Every September 5th, the struggle of Bartolina Sisa, an indigenous Aymara woman, murdered in La Paz, Bolivia, is commemorated.
Reflection on the situation of indigenous women in the local, regional and national context
URACCAN, through the institutes and centres of the Bilwi campus, held a conversation on the situation of indigenous women in the local, regional and national context, in celebration of the International Day of Indigenous Women, which is held every 05 September in honor of the struggle of Bartolina Sisa, Aymara warrior who opposed colonial domination and was killed in La Paz Bolivia.
The activity involved students from the Sabatina modality of Sociology with mention in Autonomy, who were attentive to the exhibitions of the four guest panelists: Melva Esther McLean, being an Indigenous Mayangna woman, a member of the Mayangna Women's Government and director of the Research and Documentation Center in Bilwi; Silvia Malespín, coordinator of the Secretariat of Women in the Regional Government; Nadia Fenly, coordinator of the Research Program of the International Indigenous Women's Forum; and Jaily Pictan, student of Sociology.
According to teacher Elizabeth Solomon, coordinator of the Institute of Promotion, Linguistic Research and Cultural Revitalization (IPILC-URACCAN), the purpose of doing this activity is to be able to share with students the meaning of the struggles involved in celebrating International Indigenous Women's Day. "From URACCAN we are promoting the strengthening of identities, since the university is always framing how to strengthen values, URACCAN has prepared several human talents, Mayangna women," she said.

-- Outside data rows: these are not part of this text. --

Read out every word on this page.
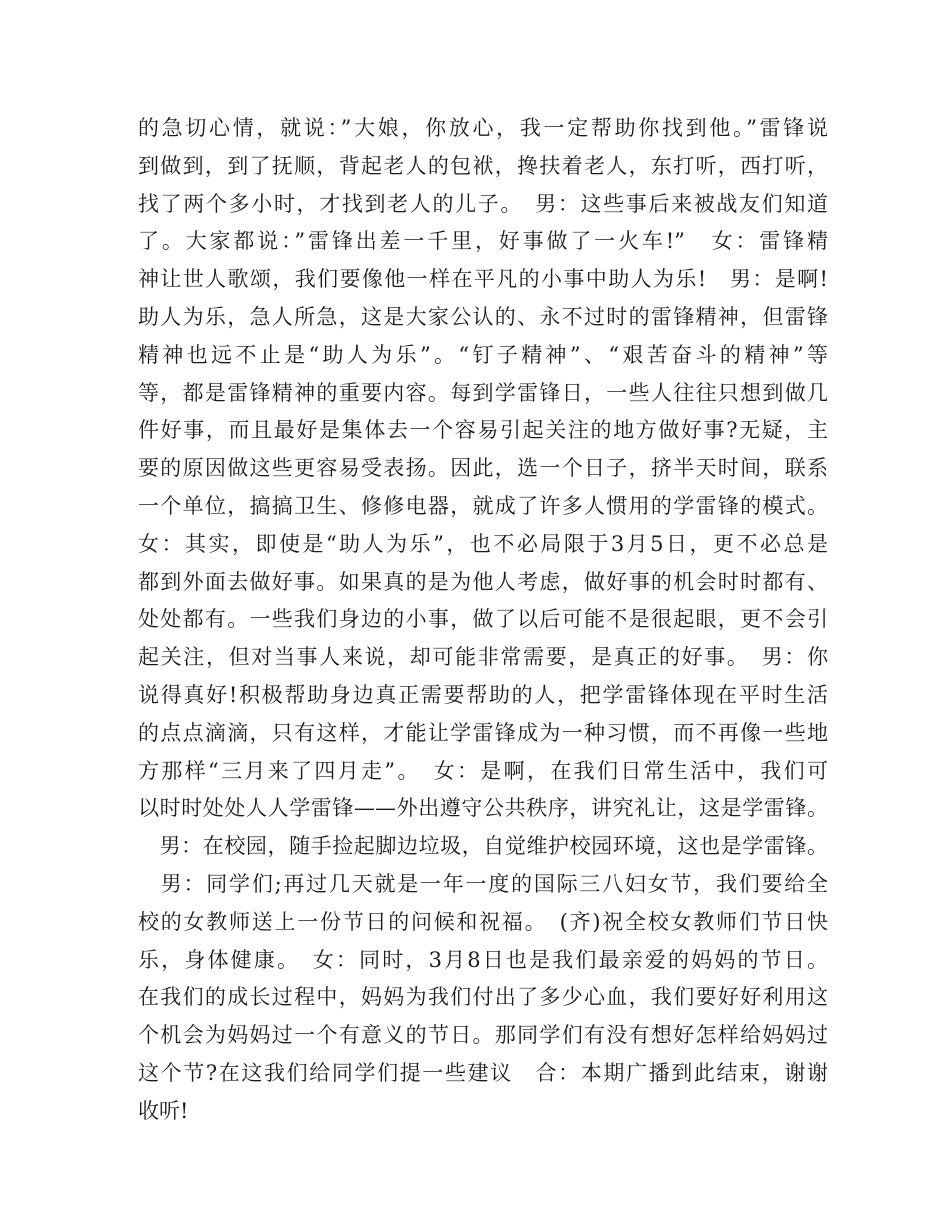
的急切心情，就说：”大娘，你放心，我一定帮助你找到他。”雷锋说
到做到，到了抚顺，背起老人的包袱，搀扶着老人，东打听，西打听，
找了两个多小时，才找到老人的儿子。　男：这些事后来被战友们知道
了。大家都说：”雷锋出差一千里，好事做了一火车!”　女：雷锋精
神让世人歌颂，我们要像他一样在平凡的小事中助人为乐!　男：是啊!
助人为乐，急人所急，这是大家公认的、永不过时的雷锋精神，但雷锋
精神也远不止是“助人为乐”。“钉子精神”、“艰苦奋斗的精神”等
等，都是雷锋精神的重要内容。每到学雷锋日，一些人往往只想到做几
件好事，而且最好是集体去一个容易引起关注的地方做好事?无疑，主
要的原因做这些更容易受表扬。因此，选一个日子，挤半天时间，联系
一个单位，搞搞卫生、修修电器，就成了许多人惯用的学雷锋的模式。
女：其实，即使是“助人为乐”，也不必局限于3月5日，更不必总是
都到外面去做好事。如果真的是为他人考虑，做好事的机会时时都有、
处处都有。一些我们身边的小事，做了以后可能不是很起眼，更不会引
起关注，但对当事人来说，却可能非常需要，是真正的好事。　男：你
说得真好!积极帮助身边真正需要帮助的人，把学雷锋体现在平时生活
的点点滴滴，只有这样，才能让学雷锋成为一种习惯，而不再像一些地
方那样“三月来了四月走”。　女：是啊，在我们日常生活中，我们可
以时时处处人人学雷锋——外出遵守公共秩序，讲究礼让，这是学雷锋。
　男：在校园，随手捡起脚边垃圾，自觉维护校园环境，这也是学雷锋。
　男：同学们;再过几天就是一年一度的国际三八妇女节，我们要给全
校的女教师送上一份节日的问候和祝福。　(齐)祝全校女教师们节日快
乐，身体健康。　女：同时，3月8日也是我们最亲爱的妈妈的节日。
在我们的成长过程中，妈妈为我们付出了多少心血，我们要好好利用这
个机会为妈妈过一个有意义的节日。那同学们有没有想好怎样给妈妈过
这个节?在这我们给同学们提一些建议　合：本期广播到此结束，谢谢
收听!
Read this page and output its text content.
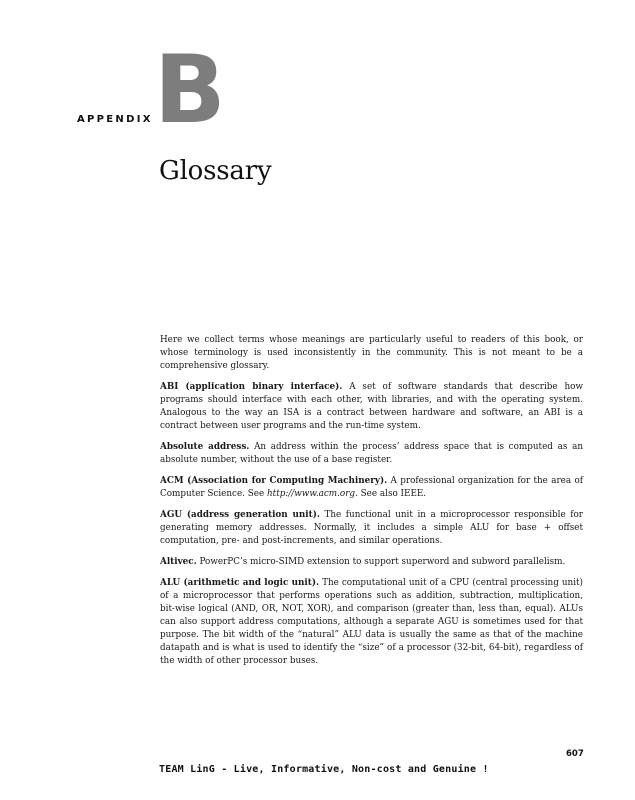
APPENDIX B
Glossary

Here we collect terms whose meanings are particularly useful to readers of this book, or whose terminology is used inconsistently in the community. This is not meant to be a comprehensive glossary.

ABI (application binary interface). A set of software standards that describe how programs should interface with each other, with libraries, and with the operating system. Analogous to the way an ISA is a contract between hardware and software, an ABI is a contract between user programs and the run-time system.

Absolute address. An address within the process’ address space that is computed as an absolute number, without the use of a base register.

ACM (Association for Computing Machinery). A professional organization for the area of Computer Science. See http://www.acm.org. See also IEEE.

AGU (address generation unit). The functional unit in a microprocessor responsible for generating memory addresses. Normally, it includes a simple ALU for base + offset computation, pre- and post-increments, and similar operations.

Altivec. PowerPC’s micro-SIMD extension to support superword and subword parallelism.

ALU (arithmetic and logic unit). The computational unit of a CPU (central processing unit) of a microprocessor that performs operations such as addition, subtraction, multiplication, bit-wise logical (AND, OR, NOT, XOR), and comparison (greater than, less than, equal). ALUs can also support address computations, although a separate AGU is sometimes used for that purpose. The bit width of the “natural” ALU data is usually the same as that of the machine datapath and is what is used to identify the “size” of a processor (32-bit, 64-bit), regardless of the width of other processor buses.

607
TEAM LinG - Live, Informative, Non-cost and Genuine !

Topics addressed in intercultural dialogue
Melva Esther McLean presented about common findings and particularities about the impact and challenges of (the) COVID-19 on the lives of indigenous women, from the economic, social, cultural and spiritual spheres.
While Silvia Malespín addressed the theme of the work of the women's commission and the contributions of the well-being and development of indigenous women. Nadia Fenly, for her part, detailed the roll of indigenous women in the different spaces and the contribution of FIMI to the empowerment of indigenous women.
Recognition of female empowerment from indigenous peoples
For Nadia Fenly, coordinator of the Research Program of the International Indigenous Women's Forum, celebrating this day is "recognizing the historical legacy and struggle that many women, many indigenous leaders have left us and who are unfortunately no longer with us today, but they opened that space to us, that path to the new generations," Fenly said.
Melva Esther McLean, an Indigenous Mayangna, said that through his intervention on the panel he was able to express that from the Mayangna people women have made great strides. "We have reached public spaces, taking responsibility in the spaces of being judges, being members of the trustee, we have made progress in education," the leader emphasized.
Finally, Silvia Malespín noted that gender policy is implemented from the Regional Government, which includes several strata, including gender equity, the eradication of violence against women, towards children, strengthening public policies and taking each family, to every home on the North Caribbean Coast. It should be noted that this policy was adopted within the Autonomous Regional Council of the Northern Caribbean of Nicaragua.